The theft of something precious to 40 million people would, in most circumstances, be cause for instant outrage. That appears not to have been the case when the scene of the crime was a database held by the UK Electoral Commission. The delay in detection and muted reaction are as alarming as the heist itself.
At some point after August 2021, hackers gained access to the names and addresses of everyone who registered to vote between 2014 and 2022. The security breach was only discovered last October and made public this week. The perpetrators have been identified as “hostile actors”, which could be a criminal gang, a foreign state, or the former acting on behalf of the latter. Official suspicion has fallen primarily on Russia.

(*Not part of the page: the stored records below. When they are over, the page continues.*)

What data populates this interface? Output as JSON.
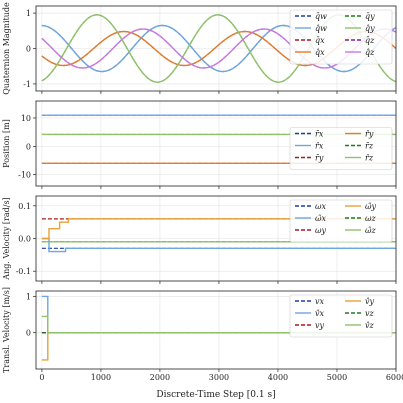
{
  "chart_data": [
    {
      "type": "line",
      "ylabel": "Quaternion Magnitude",
      "ylim": [
        -1.2,
        1.2
      ],
      "yticks": [
        -1,
        0,
        1
      ],
      "grid": true,
      "legend": {
        "placement": "top-right",
        "columns": 2
      },
      "series": [
        {
          "name": "q_w",
          "label": "q̄w",
          "style": "dashed",
          "color": "#1f3f9f",
          "kind": "sin",
          "amp": 0.65,
          "period": 2050,
          "phase": 1.6
        },
        {
          "name": "q_w_hat",
          "label": "q̂w",
          "style": "solid",
          "color": "#6ea6e0",
          "kind": "sin",
          "amp": 0.65,
          "period": 2050,
          "phase": 1.6
        },
        {
          "name": "q_x",
          "label": "q̄x",
          "style": "dashed",
          "color": "#a01f1f",
          "kind": "sin",
          "amp": 0.48,
          "period": 2050,
          "phase": 3.6
        },
        {
          "name": "q_x_hat",
          "label": "q̂x",
          "style": "solid",
          "color": "#e07d2a",
          "kind": "sin",
          "amp": 0.48,
          "period": 2050,
          "phase": 3.6
        },
        {
          "name": "q_y",
          "label": "q̄y",
          "style": "dashed",
          "color": "#1f7a1f",
          "kind": "sin",
          "amp": 0.95,
          "period": 2050,
          "phase": 5.0
        },
        {
          "name": "q_y_hat",
          "label": "q̂y",
          "style": "solid",
          "color": "#8fc26a",
          "kind": "sin",
          "amp": 0.95,
          "period": 2050,
          "phase": 5.0
        },
        {
          "name": "q_z",
          "label": "q̄z",
          "style": "dashed",
          "color": "#7a1fa0",
          "kind": "sin",
          "amp": 0.55,
          "period": 2050,
          "phase": 2.6
        },
        {
          "name": "q_z_hat",
          "label": "q̂z",
          "style": "solid",
          "color": "#c77ae0",
          "kind": "sin",
          "amp": 0.55,
          "period": 2050,
          "phase": 2.6
        }
      ]
    },
    {
      "type": "line",
      "ylabel": "Position [m]",
      "ylim": [
        -14,
        16
      ],
      "yticks": [
        -10,
        0,
        10
      ],
      "grid": true,
      "legend": {
        "placement": "right",
        "columns": 2
      },
      "series": [
        {
          "name": "r_x",
          "label": "r̄x",
          "style": "dashed",
          "color": "#1f3f9f",
          "kind": "const",
          "value": 11.0
        },
        {
          "name": "r_x_hat",
          "label": "r̂x",
          "style": "solid",
          "color": "#6ea6e0",
          "kind": "const",
          "value": 11.0
        },
        {
          "name": "r_y",
          "label": "r̄y",
          "style": "dashed",
          "color": "#a01f1f",
          "kind": "const",
          "value": -6.0
        },
        {
          "name": "r_y_hat",
          "label": "r̂y",
          "style": "solid",
          "color": "#e07d2a",
          "kind": "const",
          "value": -6.0
        },
        {
          "name": "r_z",
          "label": "r̄z",
          "style": "dashed",
          "color": "#1f7a1f",
          "kind": "const",
          "value": 4.2
        },
        {
          "name": "r_z_hat",
          "label": "r̂z",
          "style": "solid",
          "color": "#8fc26a",
          "kind": "const",
          "value": 4.2
        }
      ]
    },
    {
      "type": "line",
      "ylabel": "Ang. Velocity [rad/s]",
      "ylim": [
        -0.13,
        0.13
      ],
      "yticks": [
        -0.1,
        0.0,
        0.1
      ],
      "grid": true,
      "legend": {
        "placement": "top-right",
        "columns": 2
      },
      "series": [
        {
          "name": "omega_x",
          "label": "ωx",
          "style": "dashed",
          "color": "#1f3f9f",
          "kind": "const",
          "value": -0.03
        },
        {
          "name": "omega_x_hat",
          "label": "ω̂x",
          "style": "solid",
          "color": "#6ea6e0",
          "kind": "steps",
          "points": [
            [
              0,
              0.0
            ],
            [
              120,
              -0.04
            ],
            [
              400,
              -0.03
            ],
            [
              6000,
              -0.03
            ]
          ]
        },
        {
          "name": "omega_y",
          "label": "ωy",
          "style": "dashed",
          "color": "#a01f1f",
          "kind": "const",
          "value": 0.06
        },
        {
          "name": "omega_y_hat",
          "label": "ω̂y",
          "style": "solid",
          "color": "#e6a23c",
          "kind": "steps",
          "points": [
            [
              0,
              0.0
            ],
            [
              120,
              0.03
            ],
            [
              300,
              0.05
            ],
            [
              450,
              0.06
            ],
            [
              6000,
              0.06
            ]
          ]
        },
        {
          "name": "omega_z",
          "label": "ωz",
          "style": "dashed",
          "color": "#1f7a1f",
          "kind": "const",
          "value": -0.01
        },
        {
          "name": "omega_z_hat",
          "label": "ω̂z",
          "style": "solid",
          "color": "#8fc26a",
          "kind": "steps",
          "points": [
            [
              0,
              -0.01
            ],
            [
              6000,
              -0.01
            ]
          ]
        }
      ]
    },
    {
      "type": "line",
      "ylabel": "Transl. Velocity [m/s]",
      "xlabel": "Discrete-Time Step [0.1 s]",
      "ylim": [
        -1.0,
        1.15
      ],
      "yticks": [
        0,
        1
      ],
      "xlim": [
        -100,
        6000
      ],
      "xticks": [
        0,
        1000,
        2000,
        3000,
        4000,
        5000,
        6000
      ],
      "grid": true,
      "legend": {
        "placement": "top-right",
        "columns": 2
      },
      "series": [
        {
          "name": "v_x",
          "label": "vx",
          "style": "dashed",
          "color": "#1f3f9f",
          "kind": "const",
          "value": 0.0
        },
        {
          "name": "v_x_hat",
          "label": "v̂x",
          "style": "solid",
          "color": "#6ea6e0",
          "kind": "steps",
          "points": [
            [
              0,
              1.0
            ],
            [
              100,
              0.0
            ],
            [
              6000,
              0.0
            ]
          ]
        },
        {
          "name": "v_y",
          "label": "vy",
          "style": "dashed",
          "color": "#a01f1f",
          "kind": "const",
          "value": 0.0
        },
        {
          "name": "v_y_hat",
          "label": "v̂y",
          "style": "solid",
          "color": "#e6a23c",
          "kind": "steps",
          "points": [
            [
              0,
              -0.75
            ],
            [
              100,
              0.0
            ],
            [
              6000,
              0.0
            ]
          ]
        },
        {
          "name": "v_z",
          "label": "vz",
          "style": "dashed",
          "color": "#1f7a1f",
          "kind": "const",
          "value": 0.0
        },
        {
          "name": "v_z_hat",
          "label": "v̂z",
          "style": "solid",
          "color": "#8fc26a",
          "kind": "steps",
          "points": [
            [
              0,
              0.45
            ],
            [
              100,
              0.0
            ],
            [
              6000,
              0.0
            ]
          ]
        }
      ]
    }
  ]
}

The Kremlin has a record of interference with British democracy. A 2019 report by the House of Commons intelligence and security committee described Russian cyber-meddling as a “new normal”. Publication of those findings was blocked by Boris Johnson, then prime minister, until July 2020 – after an election campaign in which Russia is also alleged to have interfered. MPs have been unable to assess the effectiveness of Kremlin influence because the government has not investigated it.

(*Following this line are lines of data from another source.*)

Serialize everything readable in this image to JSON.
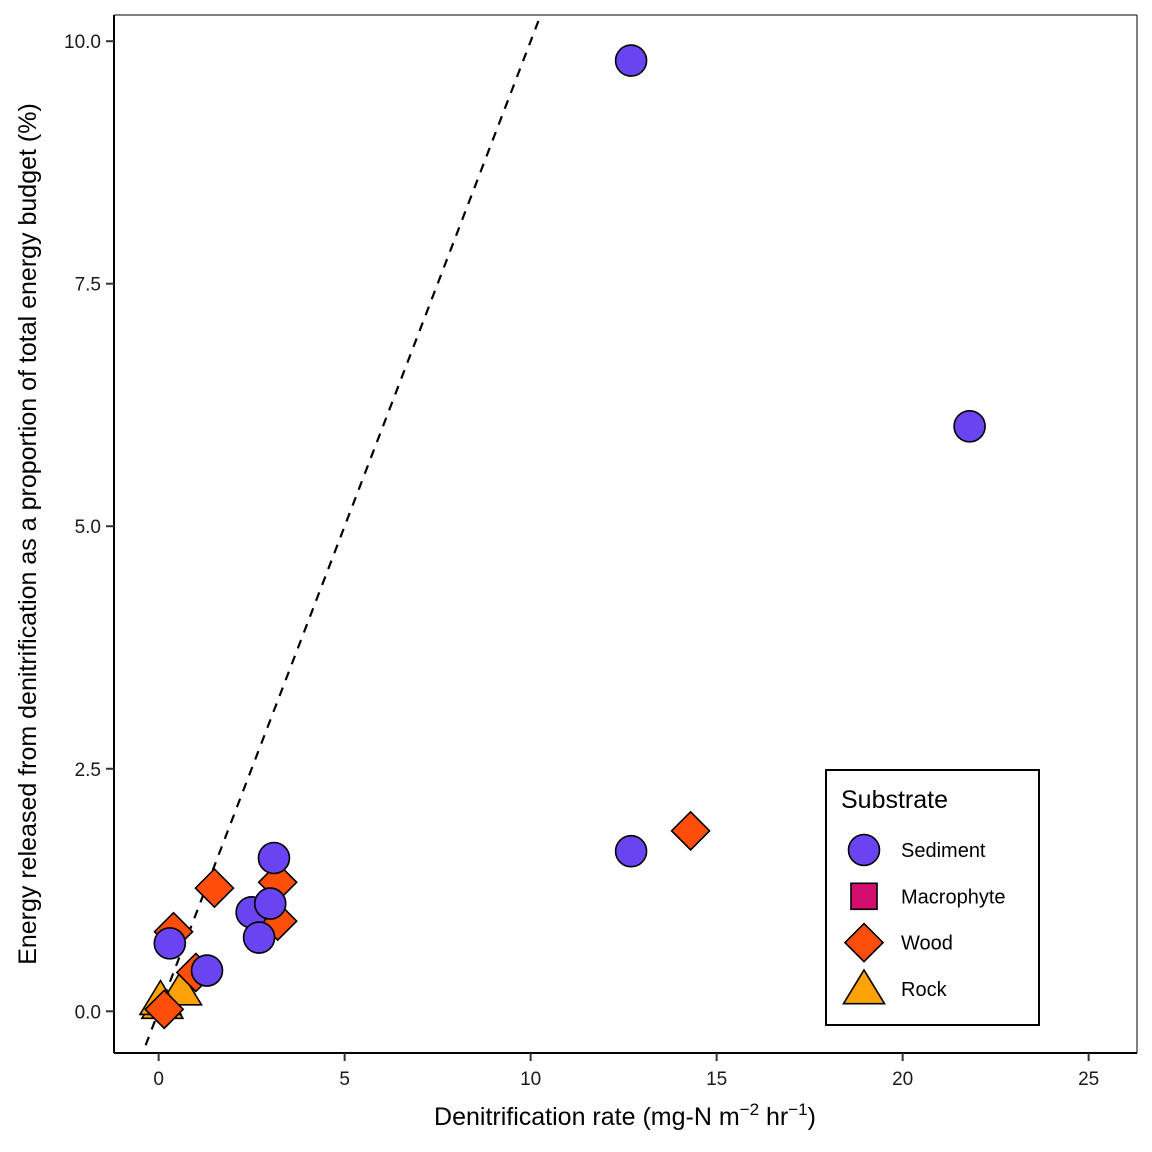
{
  "chart_data": {
    "type": "scatter",
    "xlabel": "Denitrification rate (mg-N m",
    "xlabel_sup1": "−2",
    "xlabel_mid": " hr",
    "xlabel_sup2": "−1",
    "xlabel_end": ")",
    "ylabel": "Energy released from denitrification as a proportion of total energy budget (%)",
    "xlim": [
      -1.2,
      26.3
    ],
    "ylim": [
      -0.43,
      10.27
    ],
    "xticks": [
      0,
      5,
      10,
      15,
      20,
      25
    ],
    "xtick_labels": [
      "0",
      "5",
      "10",
      "15",
      "20",
      "25"
    ],
    "yticks": [
      0,
      2.5,
      5,
      7.5,
      10
    ],
    "ytick_labels": [
      "0.0",
      "2.5",
      "5.0",
      "7.5",
      "10.0"
    ],
    "grid": false,
    "reference_line": {
      "style": "dashed",
      "points": [
        [
          -0.35,
          -0.35
        ],
        [
          10.3,
          10.3
        ]
      ]
    },
    "legend": {
      "title": "Substrate",
      "placement": "bottom-right",
      "entries": [
        {
          "name": "Sediment",
          "shape": "circle",
          "color": "#6a44f0"
        },
        {
          "name": "Macrophyte",
          "shape": "square",
          "color": "#d20f6e"
        },
        {
          "name": "Wood",
          "shape": "diamond",
          "color": "#ff4d0a"
        },
        {
          "name": "Rock",
          "shape": "triangle",
          "color": "#ffa20a"
        }
      ]
    },
    "series": [
      {
        "name": "Sediment",
        "shape": "circle",
        "color": "#6a44f0",
        "points": [
          [
            12.7,
            9.8
          ],
          [
            21.8,
            6.03
          ],
          [
            12.7,
            1.65
          ],
          [
            3.1,
            1.58
          ],
          [
            2.5,
            1.02
          ],
          [
            3.0,
            1.11
          ],
          [
            2.7,
            0.76
          ],
          [
            1.3,
            0.42
          ],
          [
            0.3,
            0.7
          ]
        ]
      },
      {
        "name": "Macrophyte",
        "shape": "square",
        "color": "#d20f6e",
        "points": []
      },
      {
        "name": "Wood",
        "shape": "diamond",
        "color": "#ff4d0a",
        "points": [
          [
            14.3,
            1.86
          ],
          [
            1.5,
            1.27
          ],
          [
            3.2,
            1.33
          ],
          [
            3.2,
            0.93
          ],
          [
            0.4,
            0.82
          ],
          [
            1.0,
            0.4
          ],
          [
            0.15,
            0.02
          ]
        ]
      },
      {
        "name": "Rock",
        "shape": "triangle",
        "color": "#ffa20a",
        "points": [
          [
            0.6,
            0.22
          ],
          [
            0.1,
            0.08
          ],
          [
            0.05,
            0.12
          ]
        ]
      }
    ]
  }
}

That reflects the reluctance of a winning side to unearth evidence that might dim the glow of victory, but is symptomatic also of complacency about digital sabotage. The legal underpinning of fair elections is built around analogue processes. Rules governing the use of data, conduct of campaigns, how money is spent and where it comes from apply also to the digital arena, but are harder to enforce there. That is why it is so important to have a powerful regulator, and why it is so damaging that the Electoral Commission has been exposed as a vulnerable target for hackers.
When ministers might have been upgrading democratic safeguards, they instead undermined the independence of the commission, making it subject by law to political priorities defined by the government. Some Conservative MPs, seemingly aggrieved by inquiries into pro-Brexit campaign spending irregularities, have even suggested that the regulator be abolished. Instead of investigating genuine risks, the government chased the phantom threat of in-person fraud at polling stations, suppressing voter turnout.

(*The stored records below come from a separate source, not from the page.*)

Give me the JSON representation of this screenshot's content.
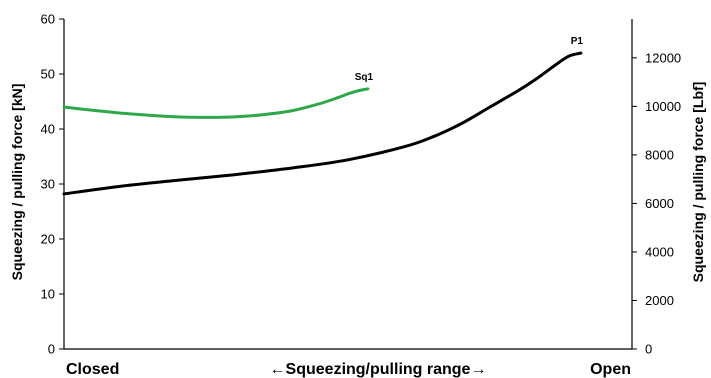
{
  "chart_data": {
    "type": "line",
    "xlabel": "←Squeezing/pulling range→",
    "x_start_label": "Closed",
    "x_end_label": "Open",
    "ylabel": "Squeezing / pulling force [kN]",
    "y2label": "Squeezing / pulling force [Lbf]",
    "xlim": [
      0,
      100
    ],
    "ylim": [
      0,
      60
    ],
    "y2lim": [
      0,
      13600
    ],
    "yticks": [
      0,
      10,
      20,
      30,
      40,
      50,
      60
    ],
    "y2ticks": [
      0,
      2000,
      4000,
      6000,
      8000,
      10000,
      12000
    ],
    "grid": false,
    "legend": "none",
    "series": [
      {
        "name": "Sq1",
        "color": "#2ea84a",
        "x": [
          0,
          5,
          10,
          15,
          20,
          25,
          30,
          35,
          40,
          45,
          48.5,
          50,
          52,
          53.5
        ],
        "y": [
          44.0,
          43.4,
          42.9,
          42.5,
          42.2,
          42.1,
          42.2,
          42.6,
          43.3,
          44.6,
          45.8,
          46.4,
          47.0,
          47.3
        ]
      },
      {
        "name": "P1",
        "color": "#000000",
        "x": [
          0,
          10,
          20,
          30,
          40,
          50,
          60,
          65,
          70,
          75,
          80,
          83,
          85,
          87,
          89,
          91
        ],
        "y": [
          28.2,
          29.6,
          30.7,
          31.7,
          32.9,
          34.4,
          36.8,
          38.6,
          41.0,
          44.0,
          47.0,
          49.0,
          50.5,
          52.0,
          53.3,
          53.8
        ]
      }
    ]
  }
}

It isn’t yet clear what nefarious purpose the stolen information might serve. The huge dataset could be exploited for scams and misinformation. The mere fact of its loss corrodes trust in public institutions.
The same applies to an egregious breach of data privacy this week by the Police Service of Northern Ireland. That leak, exposing sensitive information about serving officers, has been attributed to “human error” – a balls-up, not a burglary. But the fragility of safeguards that let secret information slip so easily through official fingers speaks to a culture of naivety around data security. Some accidents should not be allowed to happen.
Public awareness of the risks in these cases lags well behind the sophistication of the criminals and rogue states that exploit the weakness. Instead of acting to reinforce national defences, the government has played cynical games of deflection and exploited the antiquity of the system for partisan advantage. Britain has a venerable, long-established culture of democracy, but that doesn’t confer immunity from modern modes of sabotage. It needs a regulator fit for the 21st century and a government that believes in robust regulation.